I'm not telling hardly anyone. My mom knows I'm looking into it as she has had GB surgery. My husband knows and I'm planning on telling a good friend of mine partly b/c I'll need her to watch my 20 month old while I'm at the seminar.

I don't know that I'm going to tell anyone else, including my sister [who also had GB surgery, I don't want to "hear it" from her husband], in-laws and extended family. I love my in-laws and I'm pretty sure they'd be supportive but I had told my mom-in-law something private a few years ago and specifically asked her to not say anything to anyone and a few weeks later I get an e-mail from her best friend regarding the very topic I'd asked her not to talk about!

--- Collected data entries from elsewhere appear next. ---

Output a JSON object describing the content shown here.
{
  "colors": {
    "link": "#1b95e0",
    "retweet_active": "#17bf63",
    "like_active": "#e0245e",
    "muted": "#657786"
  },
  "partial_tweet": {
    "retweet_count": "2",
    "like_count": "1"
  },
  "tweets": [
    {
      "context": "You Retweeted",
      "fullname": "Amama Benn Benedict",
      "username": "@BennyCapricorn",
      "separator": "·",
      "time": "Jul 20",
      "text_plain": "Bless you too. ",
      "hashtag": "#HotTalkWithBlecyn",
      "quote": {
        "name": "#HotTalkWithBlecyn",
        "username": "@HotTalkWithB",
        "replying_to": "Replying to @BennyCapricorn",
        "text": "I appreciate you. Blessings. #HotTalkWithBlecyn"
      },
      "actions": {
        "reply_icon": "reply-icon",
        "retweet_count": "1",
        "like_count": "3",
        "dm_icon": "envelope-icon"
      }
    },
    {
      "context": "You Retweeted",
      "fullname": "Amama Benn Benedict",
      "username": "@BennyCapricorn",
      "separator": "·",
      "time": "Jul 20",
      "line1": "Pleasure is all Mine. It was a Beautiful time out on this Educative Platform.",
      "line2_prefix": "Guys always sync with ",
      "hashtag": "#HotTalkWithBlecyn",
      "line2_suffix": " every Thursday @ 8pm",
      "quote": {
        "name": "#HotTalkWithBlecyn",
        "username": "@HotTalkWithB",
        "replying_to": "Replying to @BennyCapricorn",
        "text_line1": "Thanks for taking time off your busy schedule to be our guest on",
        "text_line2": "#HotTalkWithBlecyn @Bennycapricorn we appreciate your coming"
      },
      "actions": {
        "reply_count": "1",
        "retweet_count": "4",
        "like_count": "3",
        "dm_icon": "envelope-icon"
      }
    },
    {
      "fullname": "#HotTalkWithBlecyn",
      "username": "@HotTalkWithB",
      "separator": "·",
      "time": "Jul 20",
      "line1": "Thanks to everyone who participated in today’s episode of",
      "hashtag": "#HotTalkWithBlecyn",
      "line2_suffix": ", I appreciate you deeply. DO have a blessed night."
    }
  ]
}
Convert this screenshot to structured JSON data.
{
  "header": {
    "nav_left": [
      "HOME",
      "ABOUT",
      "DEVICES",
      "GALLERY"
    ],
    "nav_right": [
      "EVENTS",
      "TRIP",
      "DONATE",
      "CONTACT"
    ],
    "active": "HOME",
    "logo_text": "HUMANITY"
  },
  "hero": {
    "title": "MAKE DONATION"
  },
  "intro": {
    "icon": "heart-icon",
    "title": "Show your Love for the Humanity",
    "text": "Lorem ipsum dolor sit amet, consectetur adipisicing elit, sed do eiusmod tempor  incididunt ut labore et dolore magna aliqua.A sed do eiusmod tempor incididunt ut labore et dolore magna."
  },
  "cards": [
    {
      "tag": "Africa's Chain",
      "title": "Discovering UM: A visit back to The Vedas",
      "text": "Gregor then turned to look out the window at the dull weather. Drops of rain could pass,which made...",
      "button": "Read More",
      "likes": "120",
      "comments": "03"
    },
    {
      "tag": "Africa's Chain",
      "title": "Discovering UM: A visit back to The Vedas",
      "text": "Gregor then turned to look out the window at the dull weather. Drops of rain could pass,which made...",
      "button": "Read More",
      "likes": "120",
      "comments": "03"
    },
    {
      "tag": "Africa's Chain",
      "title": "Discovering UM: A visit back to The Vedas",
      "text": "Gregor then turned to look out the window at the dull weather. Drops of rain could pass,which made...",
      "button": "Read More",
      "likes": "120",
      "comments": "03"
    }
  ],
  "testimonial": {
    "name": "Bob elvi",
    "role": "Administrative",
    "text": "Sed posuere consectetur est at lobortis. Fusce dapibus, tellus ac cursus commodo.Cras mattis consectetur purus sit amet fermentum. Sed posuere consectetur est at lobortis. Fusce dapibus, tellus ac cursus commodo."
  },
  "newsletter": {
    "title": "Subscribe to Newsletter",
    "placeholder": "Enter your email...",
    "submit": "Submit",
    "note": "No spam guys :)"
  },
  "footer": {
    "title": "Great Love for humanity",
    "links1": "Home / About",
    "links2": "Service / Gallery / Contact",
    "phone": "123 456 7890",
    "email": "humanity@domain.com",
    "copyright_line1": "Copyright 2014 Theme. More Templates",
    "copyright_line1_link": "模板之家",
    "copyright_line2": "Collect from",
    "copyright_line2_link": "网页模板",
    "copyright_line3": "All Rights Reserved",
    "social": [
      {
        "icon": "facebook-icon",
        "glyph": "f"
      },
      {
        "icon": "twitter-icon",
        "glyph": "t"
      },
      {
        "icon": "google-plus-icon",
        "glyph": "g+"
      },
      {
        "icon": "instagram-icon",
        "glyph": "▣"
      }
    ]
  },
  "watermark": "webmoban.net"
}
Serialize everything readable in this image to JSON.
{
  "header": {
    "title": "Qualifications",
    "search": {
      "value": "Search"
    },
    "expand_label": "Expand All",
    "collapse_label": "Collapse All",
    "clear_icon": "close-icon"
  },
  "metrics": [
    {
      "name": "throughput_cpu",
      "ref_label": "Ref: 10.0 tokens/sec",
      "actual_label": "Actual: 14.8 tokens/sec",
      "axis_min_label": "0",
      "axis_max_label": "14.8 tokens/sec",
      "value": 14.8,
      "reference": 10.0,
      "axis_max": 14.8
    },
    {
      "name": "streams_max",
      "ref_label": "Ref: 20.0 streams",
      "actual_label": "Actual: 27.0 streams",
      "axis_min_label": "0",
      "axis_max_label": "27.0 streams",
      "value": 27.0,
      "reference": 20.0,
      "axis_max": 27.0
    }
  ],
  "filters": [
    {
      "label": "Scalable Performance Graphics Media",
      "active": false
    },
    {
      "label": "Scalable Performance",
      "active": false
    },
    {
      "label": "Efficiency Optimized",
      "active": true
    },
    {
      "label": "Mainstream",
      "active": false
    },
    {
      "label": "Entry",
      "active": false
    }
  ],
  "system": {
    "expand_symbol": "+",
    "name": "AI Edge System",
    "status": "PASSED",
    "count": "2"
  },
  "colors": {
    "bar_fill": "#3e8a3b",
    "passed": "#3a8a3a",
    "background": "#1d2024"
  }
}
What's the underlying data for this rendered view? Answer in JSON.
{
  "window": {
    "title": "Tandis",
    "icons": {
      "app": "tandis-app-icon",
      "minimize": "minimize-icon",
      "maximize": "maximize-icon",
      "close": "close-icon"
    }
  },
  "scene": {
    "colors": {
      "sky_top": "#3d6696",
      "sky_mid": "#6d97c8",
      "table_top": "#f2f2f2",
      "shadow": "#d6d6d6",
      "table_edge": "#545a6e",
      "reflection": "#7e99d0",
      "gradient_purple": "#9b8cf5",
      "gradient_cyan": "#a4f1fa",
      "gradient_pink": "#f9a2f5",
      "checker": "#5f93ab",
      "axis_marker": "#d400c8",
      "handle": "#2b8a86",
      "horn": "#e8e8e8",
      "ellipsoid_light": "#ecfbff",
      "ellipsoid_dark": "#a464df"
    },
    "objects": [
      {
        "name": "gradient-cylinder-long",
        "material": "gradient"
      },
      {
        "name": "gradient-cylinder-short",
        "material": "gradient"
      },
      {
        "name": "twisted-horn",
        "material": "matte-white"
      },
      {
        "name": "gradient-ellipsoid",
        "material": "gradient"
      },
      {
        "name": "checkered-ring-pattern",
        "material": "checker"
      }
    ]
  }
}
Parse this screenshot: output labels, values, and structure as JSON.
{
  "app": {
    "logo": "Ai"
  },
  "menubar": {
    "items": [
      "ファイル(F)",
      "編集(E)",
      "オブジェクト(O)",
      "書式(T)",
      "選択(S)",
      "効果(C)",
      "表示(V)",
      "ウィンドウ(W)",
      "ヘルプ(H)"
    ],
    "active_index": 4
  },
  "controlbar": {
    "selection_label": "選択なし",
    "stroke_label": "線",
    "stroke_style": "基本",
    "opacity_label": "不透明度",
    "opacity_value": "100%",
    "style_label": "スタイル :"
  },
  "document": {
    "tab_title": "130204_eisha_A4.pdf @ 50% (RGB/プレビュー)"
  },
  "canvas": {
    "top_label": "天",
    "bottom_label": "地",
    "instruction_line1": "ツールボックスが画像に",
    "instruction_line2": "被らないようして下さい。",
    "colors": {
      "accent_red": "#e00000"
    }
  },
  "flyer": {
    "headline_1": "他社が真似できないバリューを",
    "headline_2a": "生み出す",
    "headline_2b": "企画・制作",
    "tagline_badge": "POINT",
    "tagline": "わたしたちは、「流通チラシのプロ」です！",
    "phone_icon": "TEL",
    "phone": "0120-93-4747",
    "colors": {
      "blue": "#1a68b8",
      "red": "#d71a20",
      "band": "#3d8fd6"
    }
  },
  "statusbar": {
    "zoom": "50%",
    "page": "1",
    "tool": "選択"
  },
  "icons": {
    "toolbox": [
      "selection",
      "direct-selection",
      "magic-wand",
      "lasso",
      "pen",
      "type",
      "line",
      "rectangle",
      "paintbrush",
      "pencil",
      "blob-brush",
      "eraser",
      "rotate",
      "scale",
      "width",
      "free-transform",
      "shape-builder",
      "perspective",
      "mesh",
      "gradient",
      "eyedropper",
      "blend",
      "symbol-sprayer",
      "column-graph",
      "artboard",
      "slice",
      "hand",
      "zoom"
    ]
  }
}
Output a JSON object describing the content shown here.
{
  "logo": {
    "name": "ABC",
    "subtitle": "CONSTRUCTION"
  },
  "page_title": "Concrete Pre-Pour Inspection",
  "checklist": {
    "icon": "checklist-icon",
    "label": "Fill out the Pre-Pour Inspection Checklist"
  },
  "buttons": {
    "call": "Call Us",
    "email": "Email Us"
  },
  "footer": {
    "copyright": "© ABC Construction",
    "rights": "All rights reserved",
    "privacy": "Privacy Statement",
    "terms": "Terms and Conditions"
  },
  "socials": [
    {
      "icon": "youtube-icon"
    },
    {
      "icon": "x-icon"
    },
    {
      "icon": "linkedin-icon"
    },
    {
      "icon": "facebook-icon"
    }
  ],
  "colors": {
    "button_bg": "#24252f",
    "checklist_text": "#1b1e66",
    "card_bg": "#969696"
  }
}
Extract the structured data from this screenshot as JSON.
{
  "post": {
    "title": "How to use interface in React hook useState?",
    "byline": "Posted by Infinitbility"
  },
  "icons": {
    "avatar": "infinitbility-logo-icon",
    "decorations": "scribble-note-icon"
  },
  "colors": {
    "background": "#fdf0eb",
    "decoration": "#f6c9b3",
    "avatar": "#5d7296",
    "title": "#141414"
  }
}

My other reason for not telling anyone is that I did weight watchers and was pretty open about it and constantly had people asking me how much I'd lost, could I eat that and so on. I felt constantly under the microscope and I don't want to go through that again. From what I'm gathering you can steadily lose a few pounds a week so it's not like GB where you drop 60lbs a month. I plan on saying that I'm just working hard at it and it seems to be paying off. I'm not a recluse but really don't see many people that often so I'm hoping it will be somewhat simple to keep things on basic information only level.

One thing that will be hard if I go through this is that we go out to eat often. So often that at a couple of places it's like walking into "Cheers" for us! At one place the waitresses take our daughter [20 mnths] into the kitchen to say hi to the cooks! Of course that is part of the problem, our eating out so much. We are getting better about eating at home more.

Anyway, just wanted to jump in and let you know what I was going to do about telling people. Best wishes in your journey.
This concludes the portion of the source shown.